Driving high-intensity LEDs in series ensures uniform brightness, but that approach typically requires a supply voltage greater than the total forward voltage across the LED string. A switch-mode boost converter can efficiently drive the LED string from inputs less than the LEDs’ forward voltage, but such circuits aren’t usually capable of regulating current through the LEDs as well. Adding some resistors and two garden-variety transistors allows the circuit to boost voltage and regulate current at the same time (see the figure).
Operating from 5 V, the standard boost converter (IC1, L1, D1, and all of the capacitors) applies a voltage across the string that’s sufficient to produce the LED current set by the value of current-sense resistor R4. The top of R4 could connect directly to the feedback terminal (pin 3), but R4 would then drop 1.5 V (the sense threshold internal to IC1). Consequently, it would dissipate excessive power equal to 1.5 V × ILED. R5 and R6 form a divider with Vin that introduces an offset, shifting the low-level feedback from R4 to a level usable at the FB terminal. Together, the R4-R6 values shown set the LED current at 88 mA.

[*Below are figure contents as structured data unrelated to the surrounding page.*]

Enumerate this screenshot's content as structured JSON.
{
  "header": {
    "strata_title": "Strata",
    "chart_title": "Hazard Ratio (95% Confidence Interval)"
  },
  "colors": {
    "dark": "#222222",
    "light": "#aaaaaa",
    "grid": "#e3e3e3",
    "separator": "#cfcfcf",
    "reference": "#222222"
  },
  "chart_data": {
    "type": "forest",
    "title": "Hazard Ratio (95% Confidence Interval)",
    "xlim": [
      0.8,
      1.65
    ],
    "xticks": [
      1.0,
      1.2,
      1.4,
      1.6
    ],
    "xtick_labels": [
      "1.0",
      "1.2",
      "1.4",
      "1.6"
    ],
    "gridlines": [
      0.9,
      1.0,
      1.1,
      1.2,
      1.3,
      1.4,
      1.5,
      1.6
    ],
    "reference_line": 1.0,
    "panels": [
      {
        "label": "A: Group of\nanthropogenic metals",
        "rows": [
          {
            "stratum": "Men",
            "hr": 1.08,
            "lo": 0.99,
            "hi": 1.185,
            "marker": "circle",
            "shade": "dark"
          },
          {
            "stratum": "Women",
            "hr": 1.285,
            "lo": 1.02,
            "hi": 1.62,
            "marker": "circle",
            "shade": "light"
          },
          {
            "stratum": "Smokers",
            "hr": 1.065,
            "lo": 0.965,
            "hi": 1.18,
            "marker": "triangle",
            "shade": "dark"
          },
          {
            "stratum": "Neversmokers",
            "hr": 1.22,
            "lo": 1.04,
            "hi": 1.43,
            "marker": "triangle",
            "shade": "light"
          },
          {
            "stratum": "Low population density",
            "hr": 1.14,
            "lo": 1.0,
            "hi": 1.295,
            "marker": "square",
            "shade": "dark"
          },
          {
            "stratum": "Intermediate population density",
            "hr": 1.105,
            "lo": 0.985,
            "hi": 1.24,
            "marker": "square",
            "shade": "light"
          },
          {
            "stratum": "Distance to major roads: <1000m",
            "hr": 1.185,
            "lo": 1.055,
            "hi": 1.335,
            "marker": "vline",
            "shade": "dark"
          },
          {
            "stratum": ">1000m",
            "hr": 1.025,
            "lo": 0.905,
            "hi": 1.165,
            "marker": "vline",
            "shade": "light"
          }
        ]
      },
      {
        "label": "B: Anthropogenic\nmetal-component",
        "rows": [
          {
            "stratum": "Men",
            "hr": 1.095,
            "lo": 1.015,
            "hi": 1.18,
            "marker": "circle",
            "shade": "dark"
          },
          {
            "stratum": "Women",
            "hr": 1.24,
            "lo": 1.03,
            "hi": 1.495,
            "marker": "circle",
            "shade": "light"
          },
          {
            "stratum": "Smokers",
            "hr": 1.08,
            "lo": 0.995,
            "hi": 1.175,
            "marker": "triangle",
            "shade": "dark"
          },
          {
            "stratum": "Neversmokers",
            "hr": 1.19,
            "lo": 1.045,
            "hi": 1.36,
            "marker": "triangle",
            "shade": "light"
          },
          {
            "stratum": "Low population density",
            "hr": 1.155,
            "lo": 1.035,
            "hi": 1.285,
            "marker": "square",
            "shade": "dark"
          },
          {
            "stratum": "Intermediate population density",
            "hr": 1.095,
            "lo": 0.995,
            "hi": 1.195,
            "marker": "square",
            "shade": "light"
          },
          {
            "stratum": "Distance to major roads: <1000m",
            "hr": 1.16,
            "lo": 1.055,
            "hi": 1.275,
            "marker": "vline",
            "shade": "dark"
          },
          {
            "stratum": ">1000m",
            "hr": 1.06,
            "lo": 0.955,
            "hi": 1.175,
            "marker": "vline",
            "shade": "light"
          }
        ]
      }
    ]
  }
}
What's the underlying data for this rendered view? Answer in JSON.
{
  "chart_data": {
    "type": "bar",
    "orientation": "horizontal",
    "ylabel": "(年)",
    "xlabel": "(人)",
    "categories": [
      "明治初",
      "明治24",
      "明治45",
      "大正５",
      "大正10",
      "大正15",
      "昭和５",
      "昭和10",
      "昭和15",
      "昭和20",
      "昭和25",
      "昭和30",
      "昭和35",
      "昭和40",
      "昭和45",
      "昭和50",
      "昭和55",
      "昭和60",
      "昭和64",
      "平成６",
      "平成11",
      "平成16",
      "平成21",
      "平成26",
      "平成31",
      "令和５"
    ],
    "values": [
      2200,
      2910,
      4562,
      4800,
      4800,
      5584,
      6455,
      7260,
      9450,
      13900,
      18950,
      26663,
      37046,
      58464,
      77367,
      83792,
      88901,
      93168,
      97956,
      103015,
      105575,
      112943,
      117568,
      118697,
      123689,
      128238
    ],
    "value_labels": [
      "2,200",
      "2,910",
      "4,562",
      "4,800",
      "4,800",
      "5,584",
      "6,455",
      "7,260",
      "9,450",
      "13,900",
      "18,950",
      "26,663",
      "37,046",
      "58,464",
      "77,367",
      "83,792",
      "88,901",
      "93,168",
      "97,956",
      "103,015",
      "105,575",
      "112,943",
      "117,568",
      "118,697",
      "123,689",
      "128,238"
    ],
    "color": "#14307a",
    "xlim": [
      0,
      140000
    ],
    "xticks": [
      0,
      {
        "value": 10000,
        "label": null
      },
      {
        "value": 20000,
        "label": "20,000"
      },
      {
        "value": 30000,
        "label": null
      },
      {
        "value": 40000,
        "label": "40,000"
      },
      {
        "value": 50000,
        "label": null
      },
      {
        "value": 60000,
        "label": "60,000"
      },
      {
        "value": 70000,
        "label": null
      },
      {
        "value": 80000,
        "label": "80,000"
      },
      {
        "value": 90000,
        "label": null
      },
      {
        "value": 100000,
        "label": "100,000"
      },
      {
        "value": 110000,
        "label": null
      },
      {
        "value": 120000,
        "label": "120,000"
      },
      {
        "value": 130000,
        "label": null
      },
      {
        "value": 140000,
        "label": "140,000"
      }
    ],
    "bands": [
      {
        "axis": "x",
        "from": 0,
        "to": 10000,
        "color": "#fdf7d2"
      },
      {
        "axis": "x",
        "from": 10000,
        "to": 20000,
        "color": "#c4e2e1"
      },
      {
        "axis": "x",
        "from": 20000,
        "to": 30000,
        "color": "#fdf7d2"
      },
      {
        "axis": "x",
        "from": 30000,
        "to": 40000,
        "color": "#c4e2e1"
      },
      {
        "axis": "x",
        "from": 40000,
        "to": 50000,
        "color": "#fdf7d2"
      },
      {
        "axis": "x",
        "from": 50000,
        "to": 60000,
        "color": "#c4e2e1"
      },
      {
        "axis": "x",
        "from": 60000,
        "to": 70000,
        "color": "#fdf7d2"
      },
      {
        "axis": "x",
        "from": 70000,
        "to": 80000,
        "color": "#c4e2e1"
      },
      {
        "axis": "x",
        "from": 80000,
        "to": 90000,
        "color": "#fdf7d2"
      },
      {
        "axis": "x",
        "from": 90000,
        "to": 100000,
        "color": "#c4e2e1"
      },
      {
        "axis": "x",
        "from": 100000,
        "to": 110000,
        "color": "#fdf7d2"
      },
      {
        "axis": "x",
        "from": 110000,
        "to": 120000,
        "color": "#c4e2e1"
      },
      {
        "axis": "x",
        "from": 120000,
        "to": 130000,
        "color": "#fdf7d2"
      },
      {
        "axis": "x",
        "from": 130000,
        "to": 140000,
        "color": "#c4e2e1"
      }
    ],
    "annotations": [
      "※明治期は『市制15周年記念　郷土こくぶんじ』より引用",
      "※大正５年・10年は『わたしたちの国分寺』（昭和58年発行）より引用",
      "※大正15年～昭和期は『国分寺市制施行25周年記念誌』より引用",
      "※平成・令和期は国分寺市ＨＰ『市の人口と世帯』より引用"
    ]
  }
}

When the SHDN terminal is pulled high, the switching regulator turns off. To ensure that the LEDs turn off completely during shutdown, the on/off signal also turns off a pnp transistor in series with the LEDs (Q1). Q2 and the low-battery comparator in IC1 form a protection circuit. Without it, the loss of feedback attending an open circuit in the LED string would allow excessive voltage to build on C3. If this voltage reaches the 15-V limit determined by R1 and R2, the open-drain switch at LBO turns off, allowing Q2 to turn the circuit off by pulling FB high.